I ve tried almost everything. The panel says ICC Display Transform, then I change it manually to Unmanaged, it gets back to the photo expose level as shot, however, when I start to edit the photo with the right side sliders, everything works perfectly, but at the bottom right there will be a thumbnail of the editing photo which is overexposed, therefore, when I click on the develop button to do the prosses, the photo converts to a JPG overexposed and the editing doesn’t look like the way I want. please try to develop my raw file. might work for you, but it doesnt work for me.

Ps. This never happens to JPG files, only RAW.

Hi, please could I advise not to touch the options on the 32-bit Preview Panel—the Display Transform should be set to ICC Display Transform and left on that option. Unmanaged is for edge cases when you need to see the scene-referred (linear) representation of the image, it doesn't apply to most photography/image editing workflows.

By default (when developing to 16-bit), if you try and make edits with an Unmanaged view and then click Develop, the developed image will appear significantly brighter. This is because you are moving from Unmanaged (linear) to a non-linear view transform, and this behaviour is by design. When editing 8-bit and 16-bit documents, the non-linear view transform is accurate and will reflect how your image will look when exported.

It's possible to type several paragraphs about all of this, but that wouldn't really have much relevance. In order to troubleshoot this issue, please could you ensure Display Transform is set to ICC Display Transform, perform some edits to your image, develop it, then see if the developed result looks the same? What we need to do is eliminate the 32-bit Preview Panel settings as a factor as they're only complicating the issue.

 

Quote

but at the bottom right there will be a thumbnail of the editing photo which is overexposed

As an aside, this is likely because the navigator preview still has the non-linear view transform applied—in this instance, that's actually correct and is an accurate representation of how your image will look in the main Photo Persona and when exported.

 

On 8/6/2019 at 7:09 AM, firstdefence said:

In Develop Persona, go to View > Studio > 32-bit Preview The 32-bit Preview panel will open, by default it should be set to...

  • Preview exposure: 0
  • Preview Gamma: 1
  • Display Transform: ICC Display Transform.

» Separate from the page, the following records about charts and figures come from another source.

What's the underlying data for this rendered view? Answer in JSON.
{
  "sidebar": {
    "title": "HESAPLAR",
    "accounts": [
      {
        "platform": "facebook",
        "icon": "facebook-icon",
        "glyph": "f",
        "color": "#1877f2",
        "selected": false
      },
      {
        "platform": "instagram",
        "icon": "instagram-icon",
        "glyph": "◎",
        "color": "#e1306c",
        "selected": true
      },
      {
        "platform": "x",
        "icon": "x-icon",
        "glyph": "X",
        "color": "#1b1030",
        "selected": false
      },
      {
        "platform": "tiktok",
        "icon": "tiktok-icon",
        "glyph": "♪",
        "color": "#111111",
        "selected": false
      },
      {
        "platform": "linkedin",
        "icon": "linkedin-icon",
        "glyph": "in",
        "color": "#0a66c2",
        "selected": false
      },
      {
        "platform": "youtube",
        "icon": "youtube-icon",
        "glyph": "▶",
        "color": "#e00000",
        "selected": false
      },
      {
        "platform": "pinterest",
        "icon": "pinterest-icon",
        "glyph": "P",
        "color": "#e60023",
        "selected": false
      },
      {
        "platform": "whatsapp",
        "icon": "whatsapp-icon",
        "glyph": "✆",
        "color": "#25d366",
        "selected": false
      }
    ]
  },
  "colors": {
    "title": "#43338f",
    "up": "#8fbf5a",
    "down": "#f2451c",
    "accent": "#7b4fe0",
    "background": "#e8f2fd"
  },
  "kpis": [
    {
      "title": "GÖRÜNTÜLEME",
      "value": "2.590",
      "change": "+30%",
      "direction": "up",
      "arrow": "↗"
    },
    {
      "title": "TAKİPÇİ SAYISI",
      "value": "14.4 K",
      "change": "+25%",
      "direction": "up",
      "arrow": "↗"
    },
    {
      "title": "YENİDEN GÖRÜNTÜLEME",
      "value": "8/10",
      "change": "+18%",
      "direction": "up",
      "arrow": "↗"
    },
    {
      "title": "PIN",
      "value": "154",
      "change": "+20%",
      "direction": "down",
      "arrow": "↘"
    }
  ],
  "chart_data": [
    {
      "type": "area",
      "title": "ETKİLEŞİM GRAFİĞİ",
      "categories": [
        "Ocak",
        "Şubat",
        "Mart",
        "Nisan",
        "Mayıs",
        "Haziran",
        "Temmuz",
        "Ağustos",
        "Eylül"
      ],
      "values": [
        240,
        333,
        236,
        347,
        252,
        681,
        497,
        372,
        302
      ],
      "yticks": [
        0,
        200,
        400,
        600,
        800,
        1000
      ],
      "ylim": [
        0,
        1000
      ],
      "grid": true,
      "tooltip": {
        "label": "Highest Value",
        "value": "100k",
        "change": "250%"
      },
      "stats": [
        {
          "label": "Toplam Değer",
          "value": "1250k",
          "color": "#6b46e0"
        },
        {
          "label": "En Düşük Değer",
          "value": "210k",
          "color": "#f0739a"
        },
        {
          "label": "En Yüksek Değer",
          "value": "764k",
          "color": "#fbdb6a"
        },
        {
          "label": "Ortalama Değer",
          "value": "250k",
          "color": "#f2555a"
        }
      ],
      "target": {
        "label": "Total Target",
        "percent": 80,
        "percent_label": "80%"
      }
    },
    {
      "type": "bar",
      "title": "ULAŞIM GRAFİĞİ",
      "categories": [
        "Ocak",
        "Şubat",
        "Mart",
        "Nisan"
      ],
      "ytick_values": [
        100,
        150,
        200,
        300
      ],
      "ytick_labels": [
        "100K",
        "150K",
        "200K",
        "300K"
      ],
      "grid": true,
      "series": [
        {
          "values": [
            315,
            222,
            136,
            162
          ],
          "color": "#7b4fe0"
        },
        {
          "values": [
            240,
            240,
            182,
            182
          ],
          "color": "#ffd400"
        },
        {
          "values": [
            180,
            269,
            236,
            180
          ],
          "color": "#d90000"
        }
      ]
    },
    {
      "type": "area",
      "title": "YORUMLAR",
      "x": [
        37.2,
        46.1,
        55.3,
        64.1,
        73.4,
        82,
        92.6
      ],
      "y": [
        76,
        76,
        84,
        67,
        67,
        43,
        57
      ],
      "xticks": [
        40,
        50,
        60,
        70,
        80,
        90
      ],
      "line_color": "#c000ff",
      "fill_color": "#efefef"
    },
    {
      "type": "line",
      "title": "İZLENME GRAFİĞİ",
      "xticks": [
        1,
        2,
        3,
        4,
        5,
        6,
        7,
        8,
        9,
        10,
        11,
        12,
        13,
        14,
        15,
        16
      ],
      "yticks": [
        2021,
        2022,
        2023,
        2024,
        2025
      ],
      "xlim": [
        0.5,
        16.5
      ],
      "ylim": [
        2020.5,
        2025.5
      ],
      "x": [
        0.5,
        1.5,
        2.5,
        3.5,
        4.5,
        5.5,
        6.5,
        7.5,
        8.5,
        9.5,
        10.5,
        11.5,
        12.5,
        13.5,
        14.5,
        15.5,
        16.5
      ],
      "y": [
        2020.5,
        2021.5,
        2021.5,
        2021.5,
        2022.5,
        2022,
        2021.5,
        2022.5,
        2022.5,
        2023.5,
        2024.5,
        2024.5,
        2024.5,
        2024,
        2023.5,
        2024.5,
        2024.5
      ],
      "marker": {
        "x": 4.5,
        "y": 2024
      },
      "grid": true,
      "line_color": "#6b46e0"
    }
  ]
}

You can adjust the Preview exposure and Gamma to suit, 

Just a side note, you shouldn't change preview exposure and gamma with the expectation of them having an effect on the final image–they're non-destructive and applied at the view stage, they have no bearing on the numbers (pixel values) within the document.

To be blunt, for the majority of photographic image editing cases, the 32-bit Preview panel should just be left alone :ph34r: it does have a valid use if you want to enable HDR and see the extended brightness values of your document/image, but until HDR adoption becomes more widespread and supported within image viewers, web browsers etc its usefulness is limited since you would still have to tone map an SDR version of your image for export.